Prince Rupert council is weighing its options to lower the projected half-a-million-dollar operating deficit.

  • Apr. 3, 2013 9:00 a.m.

While the City of Prince Rupert’s budget is still over a month from being approved, council is weighing its options to lower the projected half-a-million-dollar operating deficit.

“We’re going to have to do a whole lot of juggling… If we want to make a good decision on the budget we need to look at [all the options],” Councillor Anna Ashley said.

At this point of the process, there aren’t many changes from last year’s budget, aside from a hefty increase in funds allocated for paving projects. There is currently $550,000 allocated to various projects, significantly higher than the $267,000 2012 paving budget.

However, there were a few new requests from city staff to be included in the budget, the first being to hire a half-time clerk at the RCMP detachment to free up investigators from administrative work, allowing more time for investigation. This would come at a cost of $30,000 for the City.

Two requests also came from the civic centre, asking to refill the manager position at $70,000, a position that has been left empty since the last employee retired. The civic centre also asked for an additional $400,000 on top of what the City is already setting aside for renovations for other projects.

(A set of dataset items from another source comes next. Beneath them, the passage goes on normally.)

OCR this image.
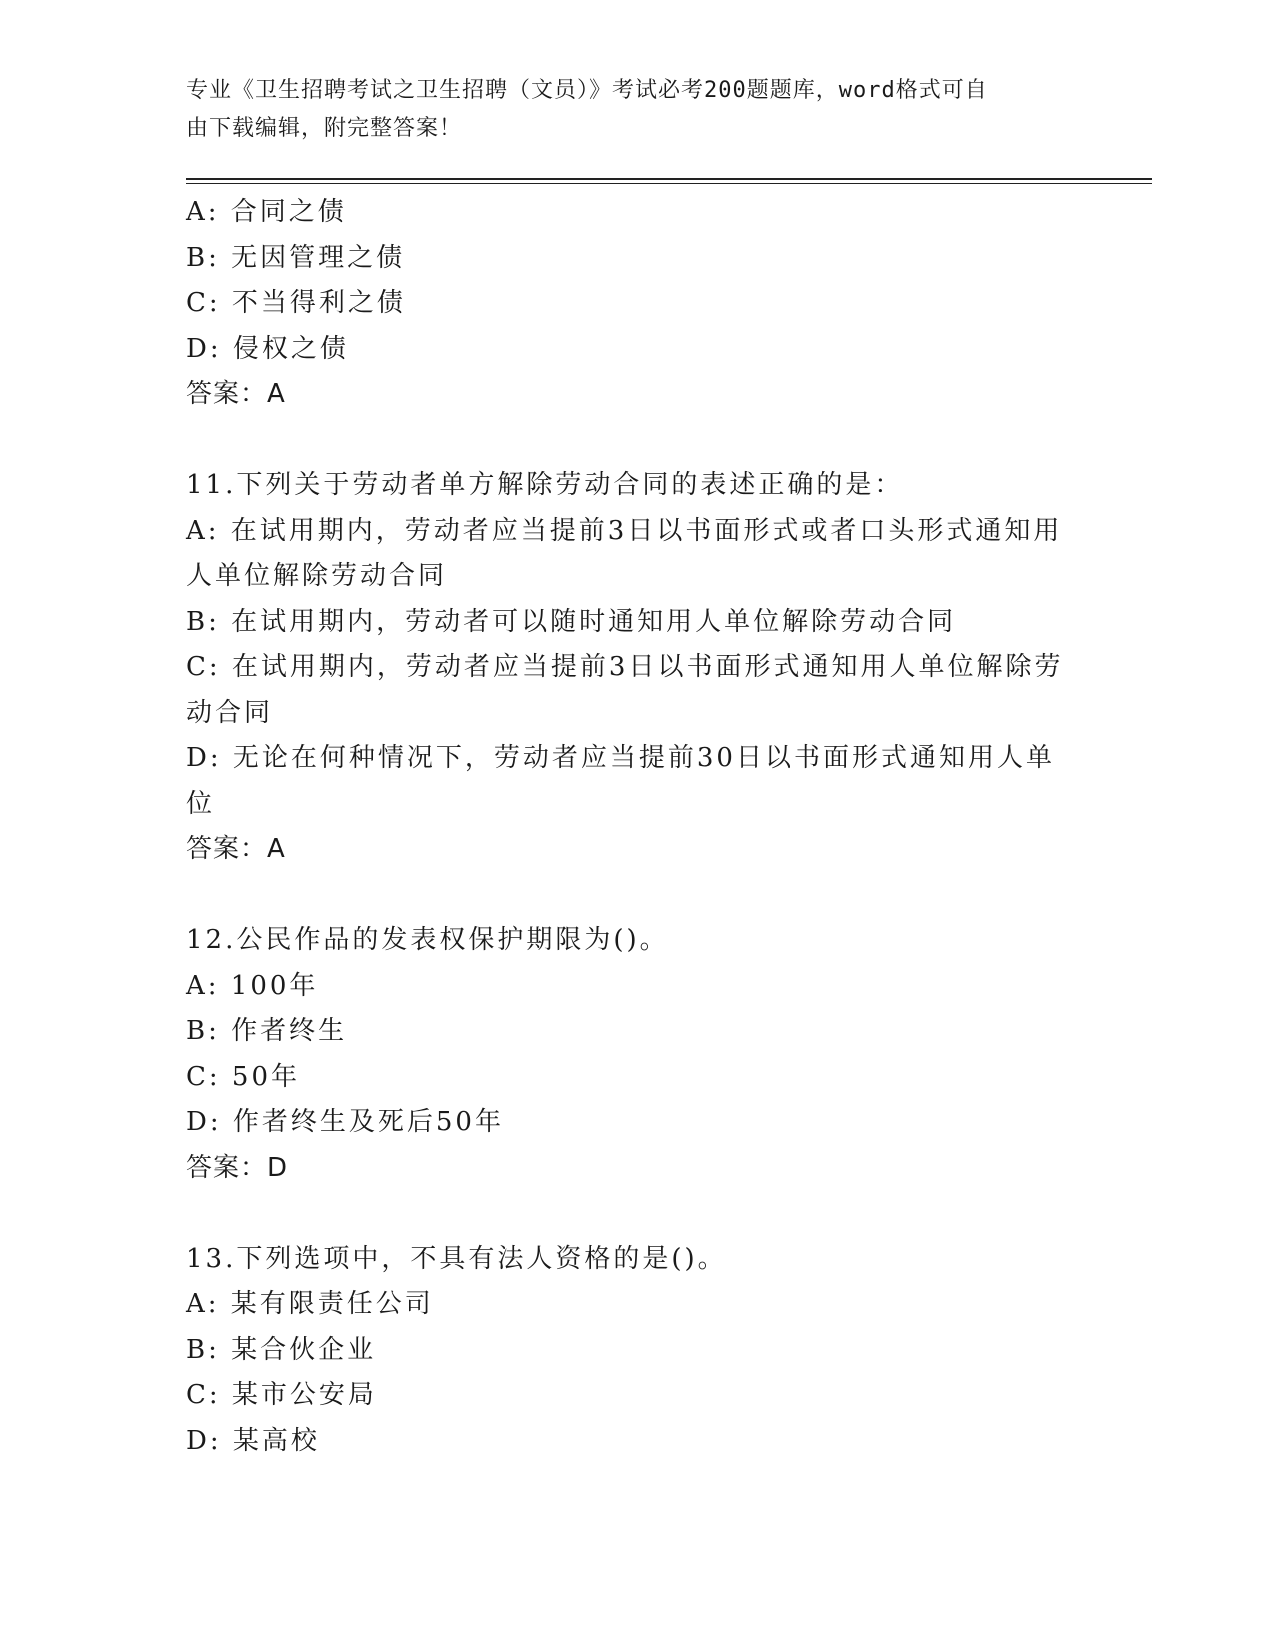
专业《卫生招聘考试之卫生招聘（文员）》考试必考200题题库，word格式可自
由下载编辑，附完整答案！
A: 合同之债
B: 无因管理之债
C: 不当得利之债
D: 侵权之债
答案：A
11.下列关于劳动者单方解除劳动合同的表述正确的是：
A: 在试用期内，劳动者应当提前3日以书面形式或者口头形式通知用
人单位解除劳动合同
B: 在试用期内，劳动者可以随时通知用人单位解除劳动合同
C: 在试用期内，劳动者应当提前3日以书面形式通知用人单位解除劳
动合同
D: 无论在何种情况下，劳动者应当提前30日以书面形式通知用人单
位
答案：A
12.公民作品的发表权保护期限为()。
A: 100年
B: 作者终生
C: 50年
D: 作者终生及死后50年
答案：D
13.下列选项中，不具有法人资格的是()。
A: 某有限责任公司
B: 某合伙企业
C: 某市公安局
D: 某高校
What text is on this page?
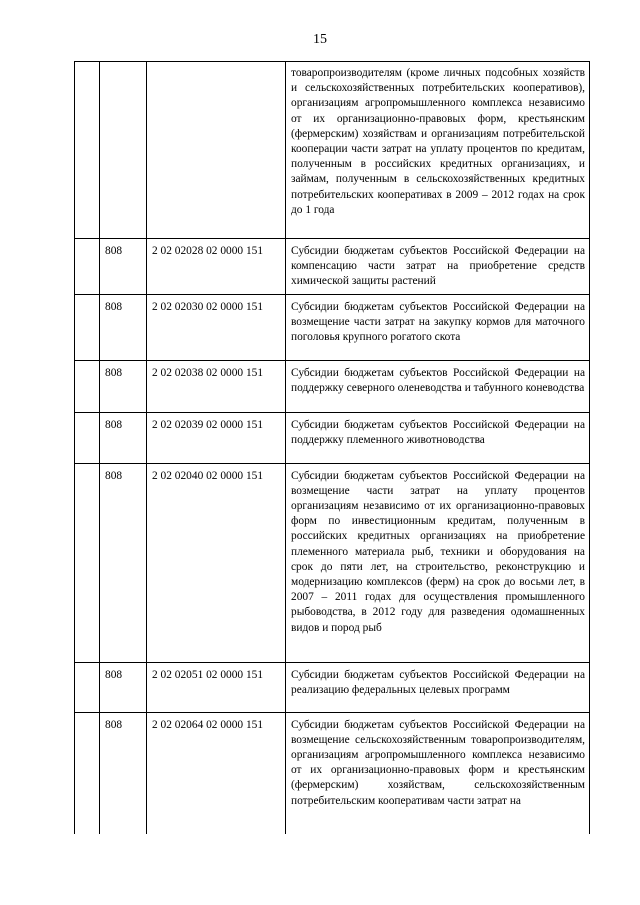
15
			товаропроизводителям (кроме личных подсобных хозяйств и сельскохозяйственных потребительских кооперативов), организациям агропромышленного комплекса независимо от их организационно-правовых форм, крестьянским (фермерским) хозяйствам и организациям потребительской кооперации части затрат на уплату процентов по кредитам, полученным в российских кредитных организациях, и займам, полученным в сельскохозяйственных кредитных потребительских кооперативах в 2009 – 2012 годах на срок до 1 года
	808	2 02 02028 02 0000 151	Субсидии бюджетам субъектов Российской Федерации на компенсацию части затрат на приобретение средств химической защиты растений
	808	2 02 02030 02 0000 151	Субсидии бюджетам субъектов Российской Федерации на возмещение части затрат на закупку кормов для маточного поголовья крупного рогатого скота
	808	2 02 02038 02 0000 151	Субсидии бюджетам субъектов Российской Федерации на поддержку северного оленеводства и табунного коневодства
	808	2 02 02039 02 0000 151	Субсидии бюджетам субъектов Российской Федерации на поддержку племенного животноводства
	808	2 02 02040 02 0000 151	Субсидии бюджетам субъектов Российской Федерации на возмещение части затрат на уплату процентов организациям независимо от их организационно-правовых форм по инвестиционным кредитам, полученным в российских кредитных организациях на приобретение племенного материала рыб, техники и оборудования на срок до пяти лет, на строительство, реконструкцию и модернизацию комплексов (ферм) на срок до восьми лет, в 2007 – 2011 годах для осуществления промышленного рыбоводства, в 2012 году для разведения одомашненных видов и пород рыб
	808	2 02 02051 02 0000 151	Субсидии бюджетам субъектов Российской Федерации на реализацию федеральных целевых программ
	808	2 02 02064 02 0000 151	Субсидии бюджетам субъектов Российской Федерации на возмещение сельскохозяйственным товаропроизводителям, организациям агропромышленного комплекса независимо от их организационно-правовых форм и крестьянским (фермерским) хозяйствам, сельскохозяйственным потребительским кооперативам части затрат на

But Councillor Joy Thorkelson said the incremental costs aren’t likely to be included this year.

“We keep saying next year, but I believe next year is coming. We just need to keep our body and soul together for another couple of years before next year does come…” she said.

“There’s always been more needs than money, and of course we have not been fortunate enough to see any great change to the tax roll… This might be another year where we hold on and try to get by,” Mayor Jack Mussallem said.

But before being able to get by, the City must cut over $500,000 for the operating budget. Dan Rodin, acting city manager, outlined options that could balance the budget, including reducing 2013’s paving budget by $100,000 to $150,000. This choice has been popular in the past, and would still provide staff with a minimum of $300,000 for miscellaneous paving projects.

Another option, perhaps least likely to have support of residents, is to increase property taxes with one per cent tax increase generates approximately $100,000 in taxes.

“The tax increase we’ve seen over the last six years have been very small, and haven’t met our wages increases in that period at all,” Rodin said.

The City could also decide to reduce the level of services in Prince Rupert, such as cutting back funds spent on maintaining parks, reducing staff at City Hall, or shortening the time the recreation centre or City Hall are open.

Thorkelson said closing City Hall for a day could be catastrophic for city staff, and could potentially mean losing good employees.

“That’s a 20 per cent wage cut to somebody whose working. That would likely mean losing anybody who isn’t riding out one year to retirement. Anyone who is qualified is going to be looking for another job,” Thorkelson said.

Prince Rupert could also choose to take money from the $1.7 million accumulated operating fund surplus from past years, although Rodin warned it wouldn’t be fiscally prudent to use all of these funds.

Council decided to wait and hear what the public thinks on April 15, when the public consultation process of the budget starts, before deciding on any cost-slashing. The budget must be approved by or on May 13.